Opinion
No. 2906.
January 14, 1930.
Appeal from the District Court of the United States for the Southern District of West Virginia, at Bluefield; George W. McClintic, Judge.
Action by the Ennis Coal Company against the United States. From a judgment dismissing the petition, plaintiff appeals. Affirmed.
Leo Brady, of New York City (Jos. M. Sanders, Jr., of Bluefield, W. Va., and John L. Steinbugler and Leo H. Hoffman, both of New York City, on the brief), for appellant.
Okey P. Keadle, Asst. U.S. Atty., of Huntington, W. Va., and Charles T. Hendler, Sp. Atty., Bureau of Internal Revenue, of Washington, D.C. (James Damron, U.S. Atty., of Huntington, W.Va., and C.M. Charest, Gen. Counsel, Bureau of Internal Revenue, of Washington, D.C., on the brief), for the United States.
Before WADDILL, PARKER, and NORTHCOTT, Circuit Judges.
This is an appeal from an order of the District Court of the United States for the Southern District of West Virginia, at Bluefield, sustaining a demurrer and dismissing the petition of the appellant, who was plaintiff below.
Appellant is a West Virginia corporation, and filed with Collector of Internal Revenue, at Parkersburg W. Va., a claim for refund of war profits and excess profits taxes paid for the year 1918, claiming that it was entitled to special assessment under sections 327 and 328 of the Revenue Act of 1918 ( 40 Stat. 1093).
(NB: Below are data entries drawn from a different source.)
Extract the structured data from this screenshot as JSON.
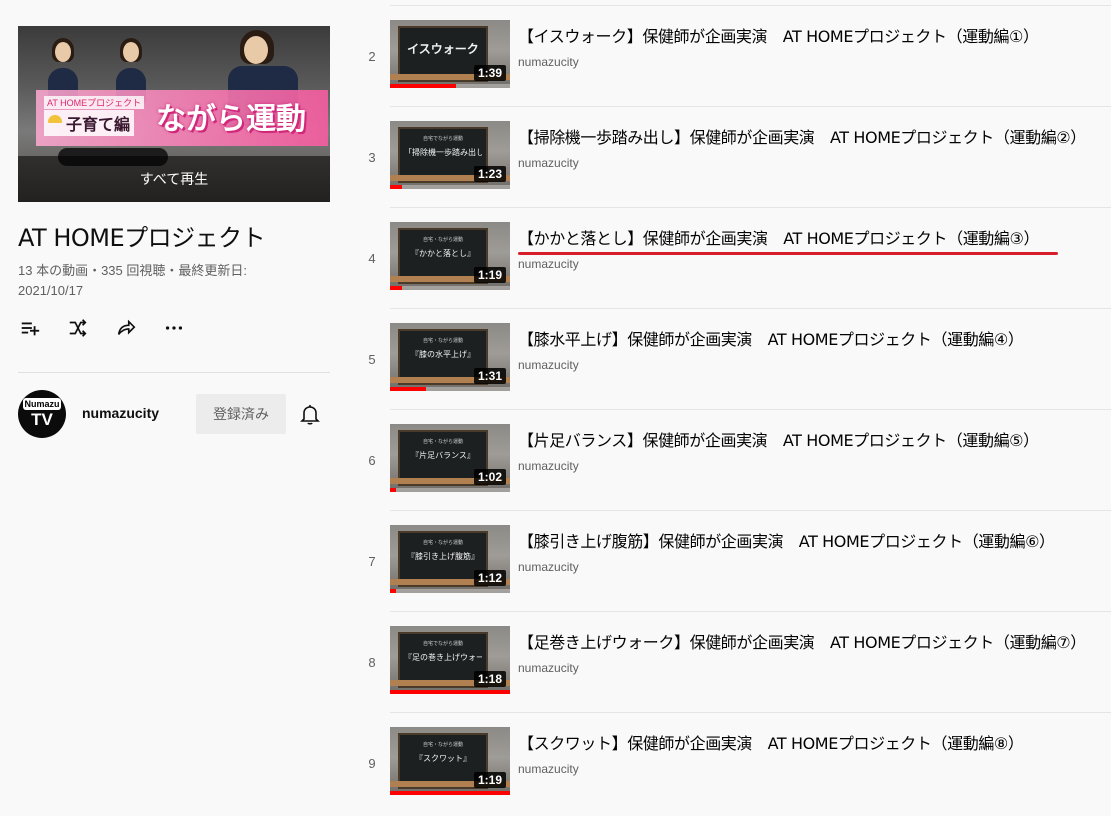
{
  "playlist": {
    "thumb_overlay": "すべて再生",
    "thumb_banner_small": "AT HOMEプロジェクト",
    "thumb_banner_sub": "子育て編",
    "thumb_banner_main": "ながら運動",
    "title": "AT HOMEプロジェクト",
    "stats": "13 本の動画・335 回視聴・最終更新日: 2021/10/17",
    "actions": [
      "add-to-queue-icon",
      "shuffle-icon",
      "share-icon",
      "more-icon"
    ]
  },
  "channel": {
    "avatar_line1": "Numazu",
    "avatar_line2": "TV",
    "name": "numazucity",
    "subscribe_label": "登録済み"
  },
  "videos": [
    {
      "index": "2",
      "title": "【イスウォーク】保健師が企画実演　AT HOMEプロジェクト（運動編①）",
      "channel": "numazucity",
      "duration": "1:39",
      "board_small": "",
      "board_text": "イスウォーク",
      "progress": 0.55
    },
    {
      "index": "3",
      "title": "【掃除機一歩踏み出し】保健師が企画実演　AT HOMEプロジェクト（運動編②）",
      "channel": "numazucity",
      "duration": "1:23",
      "board_small": "自宅でながら運動",
      "board_text": "「掃除機一歩踏み出し運動」",
      "progress": 0.1
    },
    {
      "index": "4",
      "title": "【かかと落とし】保健師が企画実演　AT HOMEプロジェクト（運動編③）",
      "channel": "numazucity",
      "duration": "1:19",
      "board_small": "自宅・ながら運動",
      "board_text": "『かかと落とし』",
      "progress": 0.1
    },
    {
      "index": "5",
      "title": "【膝水平上げ】保健師が企画実演　AT HOMEプロジェクト（運動編④）",
      "channel": "numazucity",
      "duration": "1:31",
      "board_small": "自宅・ながら運動",
      "board_text": "『膝の水平上げ』",
      "progress": 0.3
    },
    {
      "index": "6",
      "title": "【片足バランス】保健師が企画実演　AT HOMEプロジェクト（運動編⑤）",
      "channel": "numazucity",
      "duration": "1:02",
      "board_small": "自宅・ながら運動",
      "board_text": "『片足バランス』",
      "progress": 0.05
    },
    {
      "index": "7",
      "title": "【膝引き上げ腹筋】保健師が企画実演　AT HOMEプロジェクト（運動編⑥）",
      "channel": "numazucity",
      "duration": "1:12",
      "board_small": "自宅・ながら運動",
      "board_text": "『膝引き上げ腹筋』",
      "progress": 0.05
    },
    {
      "index": "8",
      "title": "【足巻き上げウォーク】保健師が企画実演　AT HOMEプロジェクト（運動編⑦）",
      "channel": "numazucity",
      "duration": "1:18",
      "board_small": "自宅でながら運動",
      "board_text": "『足の巻き上げウォーク』",
      "progress": 1.0
    },
    {
      "index": "9",
      "title": "【スクワット】保健師が企画実演　AT HOMEプロジェクト（運動編⑧）",
      "channel": "numazucity",
      "duration": "1:19",
      "board_small": "自宅・ながら運動",
      "board_text": "『スクワット』",
      "progress": 1.0
    }
  ],
  "highlighted_index": 2,
  "colors": {
    "accent": "#ff0000",
    "underline": "#d61f2b",
    "banner": "#f65ca0"
  }
}
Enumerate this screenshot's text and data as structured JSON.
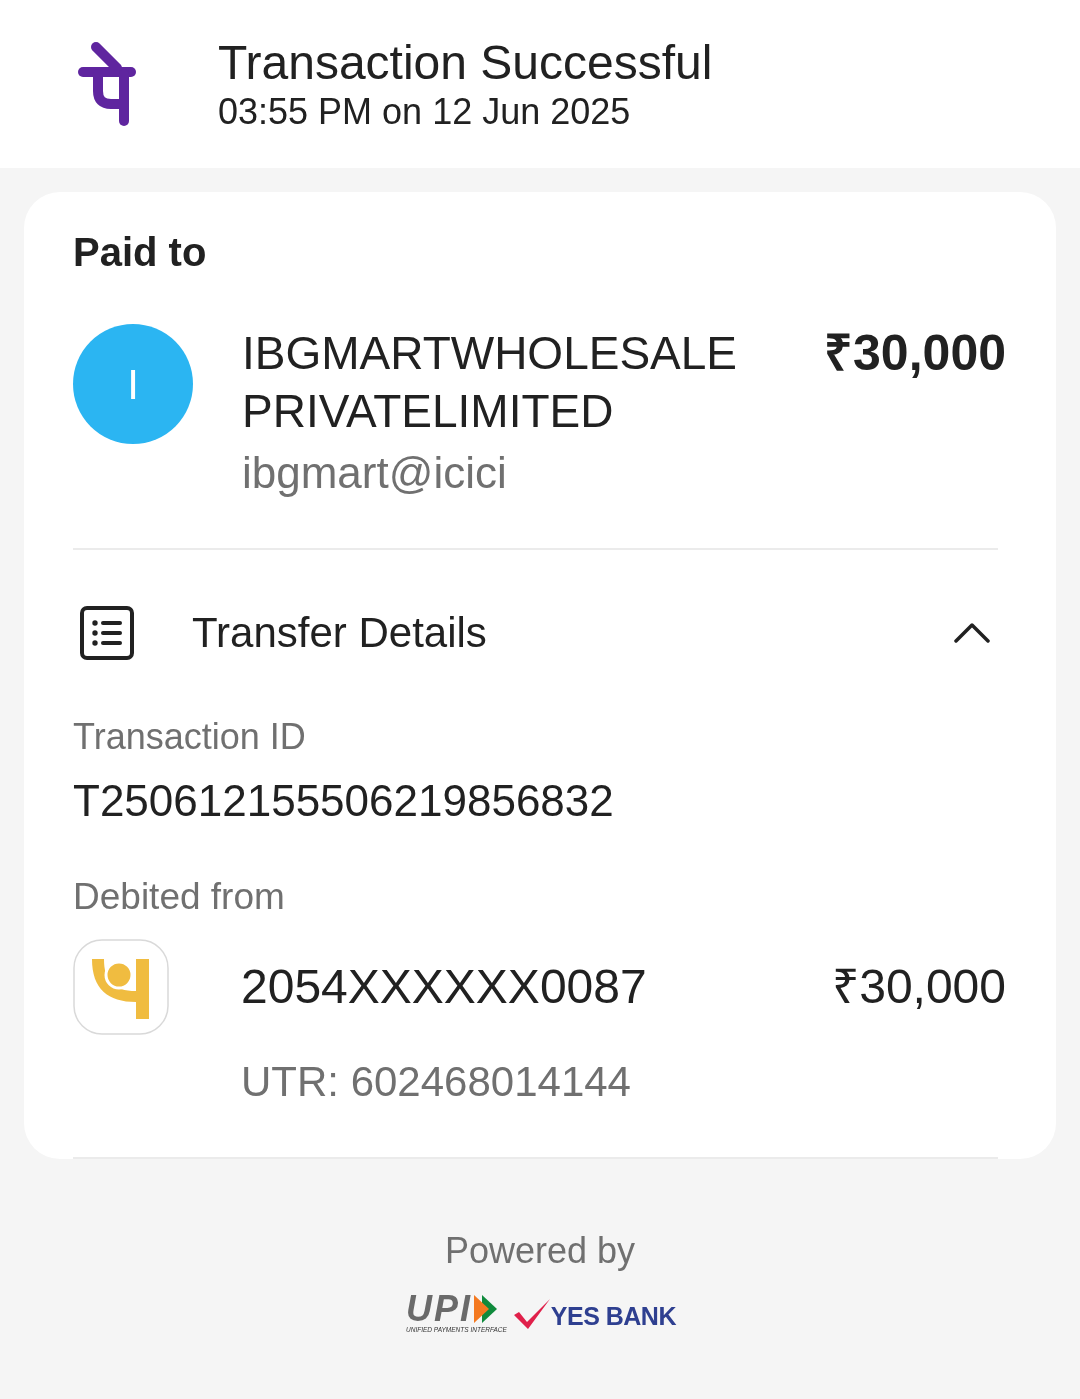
{
  "header": {
    "title": "Transaction Successful",
    "timestamp": "03:55 PM on 12 Jun 2025"
  },
  "paid_to": {
    "heading": "Paid to",
    "avatar_initial": "I",
    "name": "IBGMARTWHOLESALE PRIVATELIMITED",
    "upi_id": "ibgmart@icici",
    "amount": "₹30,000"
  },
  "transfer_details": {
    "title": "Transfer Details",
    "expanded": true,
    "transaction_id": {
      "label": "Transaction ID",
      "value": "T250612155506219856832"
    },
    "debited_from": {
      "label": "Debited from",
      "account": "2054XXXXXX0087",
      "amount": "₹30,000",
      "utr": "UTR: 602468014144"
    }
  },
  "footer": {
    "label": "Powered by",
    "upi_logo": {
      "text": "UPI",
      "tagline": "UNIFIED PAYMENTS INTERFACE"
    },
    "bank_logo": {
      "text": "YES BANK"
    }
  }
}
The Commissioner of Internal Revenue found against appellant, and denied that it was entitled to special assessment.
Appellant then filed its petition in the court below, to which petition the defendant demurred. The court below sustained the demurrer and dismissed the petition, from which judgment this appeal was taken.
This case is controlled by a recent decision of the Supreme Court of the United States in the case of Williamsport Wire Rope Company v. United States, 277 U.S. 551, 48 S. Ct. 587, 590, 72 L. Ed. 985, where Mr. Justice Brandeis, speaking for the court, said: "We conclude that the determination whether the taxpayer is entitled to the special assessment was confided by Congress to the Commissioner, and could not, under the Revenue Act of 1918, be challenged in the courts — at least in the absence of fraud or other irregularities."
There is no allegation of fact in appellant's petition that would show or tend to show fraud or other irregularities, in order to bring this case within the exception noted by Justice Brandeis. A general allegation that the action of the Commissioner "was arbitrary, irregular and without justification" is merely a conclusion and not such a statement of fact as would give the lower court jurisdiction.
"The general allegations of the petition that the Director's decision was arbitrary, unjust and unlawful, and a usurpation of power, are merely legal conclusions. Clearly, the petition does not present a case where the facts are undisputed and the only conclusion properly to be drawn is one favorable to petitioner, or where the law was misconstrued, or where the action of the executive officer was arbitrary or capricious." Silberschein v. United States, 266 U.S. 221, 45 S. Ct. 69, 71, 69 L. Ed. 256.
The action of the court in sustaining the demurrer and dismissing the petition is proper, and the judgment is accordingly affirmed.